Whereas if you are using a spline for something like experimental data with noise, the kinks at the knots have a much more noticeable effect. For example, if you generate your data with x, y = cos.(t), sin.(t) .+ randn.() .* 0.01, then quadgk requires 13245 evaluations (for the default 1e-8 tolerance).
indeed the semicircle was just for testing. My real data is smoothing a track made of noisy coordinates. All be it, the resulting smoothed track is a rather smooth spline (but not a semi circle).
function method3(spl, x_gauss, w_gauss)
knots = Dierckx.get_knots(spl)
integral = sum(eachindex(knots)[2:end]) do i
t1, t2 = knots[i-1], knots[i]
scale = (t2 - t1) / 2
sum(zip(x_gauss, w_gauss)) do ((xg, wg))
t = (xg + 1) * scale + t1 # map from (-1,1) to (t1,t2)

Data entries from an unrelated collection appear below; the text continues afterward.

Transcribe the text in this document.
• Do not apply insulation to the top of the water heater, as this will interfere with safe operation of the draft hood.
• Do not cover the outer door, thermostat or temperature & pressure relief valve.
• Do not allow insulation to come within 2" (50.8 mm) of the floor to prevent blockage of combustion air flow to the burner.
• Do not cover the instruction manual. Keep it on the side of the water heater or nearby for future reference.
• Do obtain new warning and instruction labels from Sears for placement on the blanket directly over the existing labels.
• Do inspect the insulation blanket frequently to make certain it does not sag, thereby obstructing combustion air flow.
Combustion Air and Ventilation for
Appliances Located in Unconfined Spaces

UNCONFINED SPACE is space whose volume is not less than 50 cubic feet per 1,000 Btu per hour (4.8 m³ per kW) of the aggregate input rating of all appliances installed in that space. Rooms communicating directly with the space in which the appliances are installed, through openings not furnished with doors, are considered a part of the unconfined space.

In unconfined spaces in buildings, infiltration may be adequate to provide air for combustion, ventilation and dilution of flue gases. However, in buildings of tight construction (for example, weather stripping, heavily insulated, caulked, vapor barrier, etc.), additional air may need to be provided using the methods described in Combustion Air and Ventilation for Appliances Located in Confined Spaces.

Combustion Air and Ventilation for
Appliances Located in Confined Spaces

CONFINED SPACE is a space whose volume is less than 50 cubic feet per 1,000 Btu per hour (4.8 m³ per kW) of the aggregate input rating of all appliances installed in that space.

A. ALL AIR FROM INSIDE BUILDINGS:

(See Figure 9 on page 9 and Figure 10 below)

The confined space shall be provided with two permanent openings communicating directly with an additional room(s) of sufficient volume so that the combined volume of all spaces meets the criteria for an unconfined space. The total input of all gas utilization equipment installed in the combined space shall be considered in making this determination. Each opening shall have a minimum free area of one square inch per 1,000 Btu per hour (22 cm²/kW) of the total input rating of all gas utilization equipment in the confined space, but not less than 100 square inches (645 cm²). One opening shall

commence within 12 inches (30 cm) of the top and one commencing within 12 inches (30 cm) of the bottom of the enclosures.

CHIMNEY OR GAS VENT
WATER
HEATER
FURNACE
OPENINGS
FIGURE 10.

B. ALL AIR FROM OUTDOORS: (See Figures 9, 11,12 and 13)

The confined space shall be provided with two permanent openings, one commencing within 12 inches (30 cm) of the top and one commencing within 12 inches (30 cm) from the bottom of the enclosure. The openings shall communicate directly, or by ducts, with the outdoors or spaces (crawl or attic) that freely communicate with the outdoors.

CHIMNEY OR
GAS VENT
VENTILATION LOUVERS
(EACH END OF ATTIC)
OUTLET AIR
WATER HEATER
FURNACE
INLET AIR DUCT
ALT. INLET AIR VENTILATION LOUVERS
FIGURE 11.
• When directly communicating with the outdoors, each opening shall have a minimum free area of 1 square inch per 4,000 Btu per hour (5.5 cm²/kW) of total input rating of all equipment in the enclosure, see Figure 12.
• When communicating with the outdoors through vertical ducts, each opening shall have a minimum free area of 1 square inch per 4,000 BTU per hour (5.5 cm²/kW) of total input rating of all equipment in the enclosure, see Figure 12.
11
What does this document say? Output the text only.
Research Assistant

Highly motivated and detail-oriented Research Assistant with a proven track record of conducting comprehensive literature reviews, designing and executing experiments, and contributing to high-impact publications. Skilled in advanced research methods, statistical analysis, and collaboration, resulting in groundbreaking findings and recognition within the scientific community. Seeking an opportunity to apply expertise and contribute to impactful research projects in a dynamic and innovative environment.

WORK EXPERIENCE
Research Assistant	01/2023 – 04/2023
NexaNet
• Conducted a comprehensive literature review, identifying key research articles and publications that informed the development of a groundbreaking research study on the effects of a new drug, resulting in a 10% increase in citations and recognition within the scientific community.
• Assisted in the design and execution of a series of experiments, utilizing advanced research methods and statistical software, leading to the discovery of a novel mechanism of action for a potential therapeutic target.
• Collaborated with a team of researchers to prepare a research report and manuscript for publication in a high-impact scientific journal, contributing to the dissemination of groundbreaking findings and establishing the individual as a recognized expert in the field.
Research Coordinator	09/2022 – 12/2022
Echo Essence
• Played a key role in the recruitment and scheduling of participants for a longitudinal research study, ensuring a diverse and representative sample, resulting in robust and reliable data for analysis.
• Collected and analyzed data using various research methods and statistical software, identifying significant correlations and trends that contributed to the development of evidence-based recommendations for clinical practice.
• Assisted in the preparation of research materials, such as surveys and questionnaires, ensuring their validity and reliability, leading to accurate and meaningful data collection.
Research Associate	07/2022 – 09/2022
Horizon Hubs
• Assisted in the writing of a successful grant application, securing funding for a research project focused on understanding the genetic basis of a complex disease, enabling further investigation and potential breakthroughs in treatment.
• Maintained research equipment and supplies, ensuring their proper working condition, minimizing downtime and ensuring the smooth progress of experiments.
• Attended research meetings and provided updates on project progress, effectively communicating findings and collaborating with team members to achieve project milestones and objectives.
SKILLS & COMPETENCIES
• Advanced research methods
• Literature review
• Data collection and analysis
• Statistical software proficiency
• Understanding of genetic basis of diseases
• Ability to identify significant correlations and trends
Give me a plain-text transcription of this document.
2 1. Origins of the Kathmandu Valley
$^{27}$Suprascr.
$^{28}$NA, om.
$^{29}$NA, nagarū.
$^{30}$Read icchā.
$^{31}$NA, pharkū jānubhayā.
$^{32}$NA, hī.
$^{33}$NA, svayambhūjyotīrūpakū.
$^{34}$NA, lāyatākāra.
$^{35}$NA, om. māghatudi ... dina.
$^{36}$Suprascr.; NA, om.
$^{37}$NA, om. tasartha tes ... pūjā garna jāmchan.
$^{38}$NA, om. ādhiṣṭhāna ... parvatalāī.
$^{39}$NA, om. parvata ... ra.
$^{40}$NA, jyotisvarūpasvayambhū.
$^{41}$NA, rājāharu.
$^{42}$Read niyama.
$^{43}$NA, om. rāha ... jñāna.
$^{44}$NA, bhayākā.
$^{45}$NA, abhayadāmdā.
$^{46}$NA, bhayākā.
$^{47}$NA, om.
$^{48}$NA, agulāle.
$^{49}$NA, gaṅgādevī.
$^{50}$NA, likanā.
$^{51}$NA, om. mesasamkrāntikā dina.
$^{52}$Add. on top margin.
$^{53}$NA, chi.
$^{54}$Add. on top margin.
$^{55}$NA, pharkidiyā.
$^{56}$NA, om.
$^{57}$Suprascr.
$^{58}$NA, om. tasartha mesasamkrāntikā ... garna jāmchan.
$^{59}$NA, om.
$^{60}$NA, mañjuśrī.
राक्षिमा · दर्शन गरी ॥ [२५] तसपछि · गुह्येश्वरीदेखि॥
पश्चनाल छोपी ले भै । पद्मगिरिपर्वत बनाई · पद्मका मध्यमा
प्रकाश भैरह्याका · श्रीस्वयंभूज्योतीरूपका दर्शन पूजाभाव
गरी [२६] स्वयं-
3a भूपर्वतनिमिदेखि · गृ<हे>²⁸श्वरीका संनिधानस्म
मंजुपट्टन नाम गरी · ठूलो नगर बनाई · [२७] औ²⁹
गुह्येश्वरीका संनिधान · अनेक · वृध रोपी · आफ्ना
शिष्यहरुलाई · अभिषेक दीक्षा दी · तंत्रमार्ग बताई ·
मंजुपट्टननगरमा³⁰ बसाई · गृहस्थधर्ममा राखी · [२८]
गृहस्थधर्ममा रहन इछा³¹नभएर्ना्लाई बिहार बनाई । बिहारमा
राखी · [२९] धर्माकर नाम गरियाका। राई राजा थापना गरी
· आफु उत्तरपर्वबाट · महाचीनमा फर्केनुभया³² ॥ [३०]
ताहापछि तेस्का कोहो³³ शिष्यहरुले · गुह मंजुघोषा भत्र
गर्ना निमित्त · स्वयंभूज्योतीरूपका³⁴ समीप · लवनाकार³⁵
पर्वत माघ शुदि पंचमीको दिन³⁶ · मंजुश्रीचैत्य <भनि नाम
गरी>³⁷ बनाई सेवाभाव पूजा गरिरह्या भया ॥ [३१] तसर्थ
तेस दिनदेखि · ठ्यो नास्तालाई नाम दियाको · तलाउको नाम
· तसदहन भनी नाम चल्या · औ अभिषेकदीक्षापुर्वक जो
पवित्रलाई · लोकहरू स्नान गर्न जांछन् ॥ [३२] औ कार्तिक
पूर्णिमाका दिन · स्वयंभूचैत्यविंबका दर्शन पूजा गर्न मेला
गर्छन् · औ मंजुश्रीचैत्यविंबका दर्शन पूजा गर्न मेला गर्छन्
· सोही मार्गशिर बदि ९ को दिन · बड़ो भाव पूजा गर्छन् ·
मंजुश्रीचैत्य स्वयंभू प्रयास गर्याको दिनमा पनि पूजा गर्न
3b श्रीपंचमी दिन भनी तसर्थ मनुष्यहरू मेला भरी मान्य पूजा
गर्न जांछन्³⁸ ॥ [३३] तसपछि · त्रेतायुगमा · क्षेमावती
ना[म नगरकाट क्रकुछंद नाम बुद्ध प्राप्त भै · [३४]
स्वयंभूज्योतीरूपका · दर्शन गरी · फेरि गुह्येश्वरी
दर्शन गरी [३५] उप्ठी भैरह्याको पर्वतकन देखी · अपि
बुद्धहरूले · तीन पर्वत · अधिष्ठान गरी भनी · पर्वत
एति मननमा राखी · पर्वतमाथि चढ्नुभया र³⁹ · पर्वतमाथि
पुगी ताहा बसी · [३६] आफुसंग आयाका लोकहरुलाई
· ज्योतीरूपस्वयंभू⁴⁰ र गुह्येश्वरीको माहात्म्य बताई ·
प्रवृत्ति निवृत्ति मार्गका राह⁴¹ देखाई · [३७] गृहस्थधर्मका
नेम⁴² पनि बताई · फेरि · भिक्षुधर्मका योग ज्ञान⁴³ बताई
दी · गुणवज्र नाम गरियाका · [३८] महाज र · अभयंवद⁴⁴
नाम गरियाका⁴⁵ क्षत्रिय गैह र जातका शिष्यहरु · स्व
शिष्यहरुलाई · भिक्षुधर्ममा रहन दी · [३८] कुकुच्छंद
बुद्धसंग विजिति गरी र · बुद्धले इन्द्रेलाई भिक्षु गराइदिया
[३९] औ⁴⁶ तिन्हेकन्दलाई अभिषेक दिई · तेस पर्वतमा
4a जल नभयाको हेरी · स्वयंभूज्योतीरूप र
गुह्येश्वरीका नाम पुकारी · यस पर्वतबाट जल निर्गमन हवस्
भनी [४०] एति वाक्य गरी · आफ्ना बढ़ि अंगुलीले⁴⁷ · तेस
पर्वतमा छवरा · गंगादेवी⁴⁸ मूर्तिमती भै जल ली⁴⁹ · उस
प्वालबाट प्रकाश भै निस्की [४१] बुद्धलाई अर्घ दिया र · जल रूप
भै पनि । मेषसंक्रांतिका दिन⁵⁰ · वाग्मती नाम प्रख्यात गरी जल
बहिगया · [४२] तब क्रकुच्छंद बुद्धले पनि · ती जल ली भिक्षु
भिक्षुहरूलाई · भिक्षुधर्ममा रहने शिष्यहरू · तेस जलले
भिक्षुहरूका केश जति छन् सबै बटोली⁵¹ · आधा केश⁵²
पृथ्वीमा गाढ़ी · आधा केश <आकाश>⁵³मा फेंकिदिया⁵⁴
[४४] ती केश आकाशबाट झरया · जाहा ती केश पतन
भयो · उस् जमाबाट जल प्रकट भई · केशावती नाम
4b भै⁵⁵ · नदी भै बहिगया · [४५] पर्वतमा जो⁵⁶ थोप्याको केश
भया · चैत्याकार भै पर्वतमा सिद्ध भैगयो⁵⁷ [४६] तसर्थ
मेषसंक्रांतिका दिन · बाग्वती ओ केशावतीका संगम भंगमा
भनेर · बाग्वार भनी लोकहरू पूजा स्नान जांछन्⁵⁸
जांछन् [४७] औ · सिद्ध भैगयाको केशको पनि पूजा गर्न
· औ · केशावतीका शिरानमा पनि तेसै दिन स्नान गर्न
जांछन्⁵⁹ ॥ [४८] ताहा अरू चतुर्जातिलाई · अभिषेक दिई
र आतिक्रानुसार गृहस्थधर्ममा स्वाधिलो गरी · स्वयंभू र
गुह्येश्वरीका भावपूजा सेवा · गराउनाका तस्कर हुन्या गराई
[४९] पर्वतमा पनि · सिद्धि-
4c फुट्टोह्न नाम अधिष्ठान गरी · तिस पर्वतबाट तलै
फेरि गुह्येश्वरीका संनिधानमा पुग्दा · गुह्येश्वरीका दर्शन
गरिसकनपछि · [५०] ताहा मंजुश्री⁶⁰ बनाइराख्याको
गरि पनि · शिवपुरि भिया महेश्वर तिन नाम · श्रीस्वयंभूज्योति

norm(derivative(spl, t)) * wg
end * scale
end
end
using QuadGK
method3(spl, gauss(15)...)
Since norm of the derivative is not a polynomial, even though the spline itself is, it’s not quite as good as I initially hoped.
I would benchmark on your actual data, since the performance of adaptive quadrature will be sensitive to this noise. (You can measure accuracy compared to a brute-force quadgk call with a low tolerance.)
All splines, by definition, “look” smooth because they are constructed to have some number of continuous derivatives, but high-order quadrature methods implicitly assume even more derivatives. (quadgk defaults to order=7, but you can change this.)
I would interpolate $spl (to avoid dynamic dispatch) and $(gauss(15)) (to avoid timing the construction of the Gauss rule). (Ideally method3 should be allocation-free, at least if you pass in the knots?)
Also, you need to control your comparison so that you are computing the integral to the same accuracy in all cases. (e.g. play with the order of the gauss rule, the rtol parameter for quadgk, etcetera). Otherwise you are comparing apples and oranges.
(You should be able use method4 with e.g. order=7, rtol=1e-13 as your “exact” result to check the accuracy of the other methods.)
It looks like all of these methods are being hurt on performance by the fact that Dierckx.derivative(spl, t) is (i) allocating (it returns a Vector{Float64}, whereas it really should use SVector{2,Float64}) and (ii) is type-unstable (its return type is inferred as Any).